8.      La sostenibilidad de nuestras prácticas económicas actuales es hoy un reto decisivo.

9.      La violencia que asuela nuestra época tiene con frecuencia raíces económicas.

10.    El papel de los medios de comunicación tanto los comerciales como las redes sociales es cada vez más importante.

11.-  Muchas comunidades locales de base realizan esfuerzos innovadores.

12.-  Está surgiendo una nueva sociedad global.

13.-  Algunos gobiernos y empresas han mostrado un creciente interés por comprometerse en favor del desarrollo sostenible.

14.-  Está perfilándose una nueva forma de comprender el desarrollo sostenible.

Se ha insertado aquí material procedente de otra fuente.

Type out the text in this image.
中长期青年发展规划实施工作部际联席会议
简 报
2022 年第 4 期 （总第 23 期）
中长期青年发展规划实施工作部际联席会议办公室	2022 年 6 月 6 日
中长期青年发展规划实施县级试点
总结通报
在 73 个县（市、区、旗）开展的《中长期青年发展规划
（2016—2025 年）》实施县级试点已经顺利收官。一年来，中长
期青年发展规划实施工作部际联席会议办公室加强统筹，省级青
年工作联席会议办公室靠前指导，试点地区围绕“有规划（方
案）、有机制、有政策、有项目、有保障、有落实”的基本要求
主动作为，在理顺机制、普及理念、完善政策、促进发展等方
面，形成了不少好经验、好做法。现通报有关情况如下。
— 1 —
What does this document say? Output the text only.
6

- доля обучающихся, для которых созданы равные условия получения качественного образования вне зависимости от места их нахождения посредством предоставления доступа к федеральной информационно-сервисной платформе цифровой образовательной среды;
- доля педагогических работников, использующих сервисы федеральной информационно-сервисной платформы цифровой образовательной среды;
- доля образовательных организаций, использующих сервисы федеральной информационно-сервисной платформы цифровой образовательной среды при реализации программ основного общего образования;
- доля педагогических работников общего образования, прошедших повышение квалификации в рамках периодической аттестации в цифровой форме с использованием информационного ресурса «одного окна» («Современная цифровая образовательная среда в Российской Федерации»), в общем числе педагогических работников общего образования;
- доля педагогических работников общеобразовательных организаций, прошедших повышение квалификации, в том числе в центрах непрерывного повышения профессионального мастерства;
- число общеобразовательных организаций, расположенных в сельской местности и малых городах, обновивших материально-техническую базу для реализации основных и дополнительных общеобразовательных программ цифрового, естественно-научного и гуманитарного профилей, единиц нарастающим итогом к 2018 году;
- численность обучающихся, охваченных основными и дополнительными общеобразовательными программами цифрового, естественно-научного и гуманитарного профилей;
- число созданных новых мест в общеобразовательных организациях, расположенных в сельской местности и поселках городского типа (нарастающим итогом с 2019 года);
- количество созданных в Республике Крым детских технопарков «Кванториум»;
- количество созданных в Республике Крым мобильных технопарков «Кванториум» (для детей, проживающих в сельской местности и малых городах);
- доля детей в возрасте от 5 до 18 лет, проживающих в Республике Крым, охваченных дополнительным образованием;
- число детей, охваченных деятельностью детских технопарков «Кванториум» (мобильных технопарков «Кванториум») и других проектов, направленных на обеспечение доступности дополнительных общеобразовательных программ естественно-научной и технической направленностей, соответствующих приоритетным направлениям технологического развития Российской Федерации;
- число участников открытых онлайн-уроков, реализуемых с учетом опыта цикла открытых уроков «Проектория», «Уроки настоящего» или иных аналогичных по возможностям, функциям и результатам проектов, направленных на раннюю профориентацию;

15.-  El creciente movimiento de responsabilidad social corporativa constituye otro signo de esperanza

 

De aquí el documento se mueve a hablar de los principales retos actuales:

 

1.   El reto de la pobreza severa

2.   La herida social de la desigualdad

3.   Los riesgos de la financiación contemporánea

4.   La injusticia de la violencia

    5. La fragilidad desatendida de la casa común.

 

      Aproximándose al final el documento presenta una nueva visión: El Bien común debería basarse en

a. El bien común hoy,

b. Instituciones para el cambio: estados, sociedad civil y redes globales por la justicia

c. Recomendaciones para mejorar la situación de los pobres

 

El documento recomienda el fomento de políticas públicas que redistribuyan la riqueza. Se recomienda que se hagan cumplir las leyes que protegen el medio ambiente y fomenten la buena governanza de los recursos naturales y minerales. Demandar una regulación más rigurosa de los mercados económicos y financieros. Defender enérgicamente políticas que reduzcan la cooptación de los estados por parte de elites,  esfuerzos para combatir la corrupción y promover la creación de empleos decentes. Recomienda que los países avanzados cumplan el compromiso de compartir una pequeña parte de su PIB nacional , un o.7 %.  Que se hagan nuevos esfuerzos para fomentar la involucración de nuevos agentes de la sociedad civil. Pedir reformas en el plano internacional y por una más severa regulación internacional de los mercados financieros y económicos. Exigir tratados comerciales más justos entre estados y multinacionales y por supuesto, va a ser falta una nueva espiritualidad y una nueva manera de entender el bienestar personal.

 

      El último capítulo, el quinto, presenta las recomendaciones para la familia ignaciana:  promover compromisos directos con los pobres y sus causas, transformar nuestras instituciones en instrumentos de justicia económica, compromisos con la acción particular, mejorar el uso de las redes jesuitas, utilizar el potencial de nuestras escuelas profesionales.

 

      Como pueden ver es un documento amplio, exigente y para desarrollar. Dios quiera que esta lectura sintética del mismo, les haya abierto el apetito para leerlo, discutirlo en grupo y comenzar a practicarlo en su acción cotidiana.